§ Earl Russell
asked Her Majesty's Government:
Further to the Written Answer by the Lord Filkin on 3 April (WA 145), whether, if individuals present further information which they wish to be considered in relation to a decision under Section 55 of the Nationality, Immigration and Asylum Act 2002, the Home Secretary has the authority to grant support in response to these additional circumstances; and, if so, how many times this power has been exercised. [HL2505]
§ Lord Filkin
Once a decision to refuse the National Asylum Support Service (NASS) support under Section 55 of the Nationality, Immigration and Asylum Act 2002 has been made, there is no legal barrier to the Home Secretary considering further evidence and, if appropriate, reaching a new decision to grant support.
Subject to quality assurance of the data, it is planned to publish information on the operation of Section 55 within the quarterly asylum statistics at the end of May.
§ Baroness Lockwood
asked Her Majesty's Government:
Whether the Court of Appeal judgment on Section 55 of the Nationality, Immigration and Asylum Act 2002 affects the operation of it of that Act. [HL2242]
§ The Minister of State, Home Office (Lord Falconer of Thoroton)
Section 55 of the Nationality, Immigration and Asylum Act 2002, which came into74WA force on 8 January 2003, prevents the provision of support to asylum seekers unless the Secretary of State is satisfied that their asylum claim was made as soon as reasonably practicable after arrival in the United Kingdom. Exceptions include families with children and those who can show they would suffer treatment contrary to the European Convention on Human Rights (ECHR). Those with care needs continue to be supported by local authorities under the National Assistance Act 1948.
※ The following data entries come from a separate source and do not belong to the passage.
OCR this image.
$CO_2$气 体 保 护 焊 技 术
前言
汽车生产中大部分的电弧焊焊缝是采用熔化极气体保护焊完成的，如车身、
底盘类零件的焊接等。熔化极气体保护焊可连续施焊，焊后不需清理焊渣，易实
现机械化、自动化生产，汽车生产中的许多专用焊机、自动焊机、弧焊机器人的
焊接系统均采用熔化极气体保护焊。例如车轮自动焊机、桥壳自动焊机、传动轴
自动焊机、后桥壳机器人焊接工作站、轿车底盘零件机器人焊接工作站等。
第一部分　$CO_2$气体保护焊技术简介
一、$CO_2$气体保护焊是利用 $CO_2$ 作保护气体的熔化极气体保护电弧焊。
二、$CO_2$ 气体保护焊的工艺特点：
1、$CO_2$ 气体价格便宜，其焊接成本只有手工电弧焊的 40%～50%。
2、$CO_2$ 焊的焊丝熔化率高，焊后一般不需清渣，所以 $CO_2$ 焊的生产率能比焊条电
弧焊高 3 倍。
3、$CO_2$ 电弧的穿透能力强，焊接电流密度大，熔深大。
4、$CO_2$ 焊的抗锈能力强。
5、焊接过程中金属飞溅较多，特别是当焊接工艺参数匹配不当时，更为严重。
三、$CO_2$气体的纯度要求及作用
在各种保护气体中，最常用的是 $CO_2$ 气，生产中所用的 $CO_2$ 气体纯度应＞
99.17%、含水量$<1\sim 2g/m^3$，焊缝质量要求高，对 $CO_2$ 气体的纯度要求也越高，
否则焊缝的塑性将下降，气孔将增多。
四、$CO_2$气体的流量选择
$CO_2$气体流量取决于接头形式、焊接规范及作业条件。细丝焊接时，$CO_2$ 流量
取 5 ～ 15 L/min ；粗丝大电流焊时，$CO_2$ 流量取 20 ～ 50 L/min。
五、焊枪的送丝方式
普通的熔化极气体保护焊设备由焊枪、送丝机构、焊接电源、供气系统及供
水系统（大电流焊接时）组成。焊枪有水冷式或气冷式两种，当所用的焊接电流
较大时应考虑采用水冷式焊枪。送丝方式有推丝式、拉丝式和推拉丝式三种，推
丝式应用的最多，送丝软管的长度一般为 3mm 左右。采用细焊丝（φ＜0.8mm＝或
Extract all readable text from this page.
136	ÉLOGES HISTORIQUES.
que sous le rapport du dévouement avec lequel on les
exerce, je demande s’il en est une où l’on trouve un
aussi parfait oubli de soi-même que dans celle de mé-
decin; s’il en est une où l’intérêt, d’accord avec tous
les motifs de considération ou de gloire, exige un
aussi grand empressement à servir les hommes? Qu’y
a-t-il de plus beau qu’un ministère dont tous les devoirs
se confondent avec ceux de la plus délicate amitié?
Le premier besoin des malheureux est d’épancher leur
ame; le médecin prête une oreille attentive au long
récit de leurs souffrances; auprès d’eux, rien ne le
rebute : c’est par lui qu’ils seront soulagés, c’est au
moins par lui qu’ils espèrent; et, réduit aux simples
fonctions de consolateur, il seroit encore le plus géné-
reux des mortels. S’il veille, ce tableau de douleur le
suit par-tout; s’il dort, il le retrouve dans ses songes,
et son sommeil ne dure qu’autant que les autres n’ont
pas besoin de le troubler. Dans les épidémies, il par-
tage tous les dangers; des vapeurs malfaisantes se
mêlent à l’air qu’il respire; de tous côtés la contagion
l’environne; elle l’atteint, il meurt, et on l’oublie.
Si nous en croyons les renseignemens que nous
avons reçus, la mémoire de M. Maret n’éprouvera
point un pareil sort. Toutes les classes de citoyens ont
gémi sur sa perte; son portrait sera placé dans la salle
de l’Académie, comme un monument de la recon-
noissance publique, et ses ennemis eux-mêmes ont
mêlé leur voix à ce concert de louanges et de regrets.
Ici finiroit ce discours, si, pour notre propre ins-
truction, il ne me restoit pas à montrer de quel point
On 19 February, Mr Justice Collins gave judgment in six test cases. He found that the Section 55 decision-making process was flawed, largely on the grounds that there had initially been insufficient investigation of the circumstances in which entry to the United Kingdom was achieved, to give the claimant the opportunity to rebut a suggestion of incredibility and to set out fully the reasons for decisions. He also decided that there will normally be a real risk that to leave someone destitute will violate Articles 3 and 8.1 of the ECHR, and that inquiries should be made to try to establish whether any support is likely to exist. This effectively shifted the burden of proof to the Secretary of State, rather than the asylum applicant, as Section 55 had originally intended.
The Home Secretary appealed against the decision of Mr Justice Collins and the Court of Appeal gave judgment on 18 March 2003. The Attorney General made it clear that the appeal was being made on the basis of the key legal principles, not on the basis of the six individual cases.
At the Court of Appeal, the appeal was dismissed, as expected, in relation to the six cases, the judgment found in favour of the Government on several key issues of legal principle:
The court's decision makes it clear that the burden of showing an asylum claim was made as soon as reasonably practicable is on the asylum seeker, the ECHR does not require state support to be given automatically to all destitute asylum seekers who have failed to make their asylum claims when required to do so, and Section 55 is not incompatible with the ECHR in any respect.
The court found against the Government on procedural fairness and drew attention to a number of areas where they considered improvements could be made.
The Home Office has already changed the procedures for making Section 55 decisions to meet the court's main concerns.
The Government will not appeal to the House of Lords against the Court of Appeal decision.
The Court of Appeal judgment means that the Government can continue to operate Section 55 as Parliament intended. It gives renewed legal backing for the Government's policy to tackle abuse of the asylum system and send a clear message to those who are abusing the system that they will not be supported at public expense.75WA
The key legal issues have been settled by the Court of Appeal and the Government can, therefore, uphold the robust and and fair asylum support system for which Parliament legislated.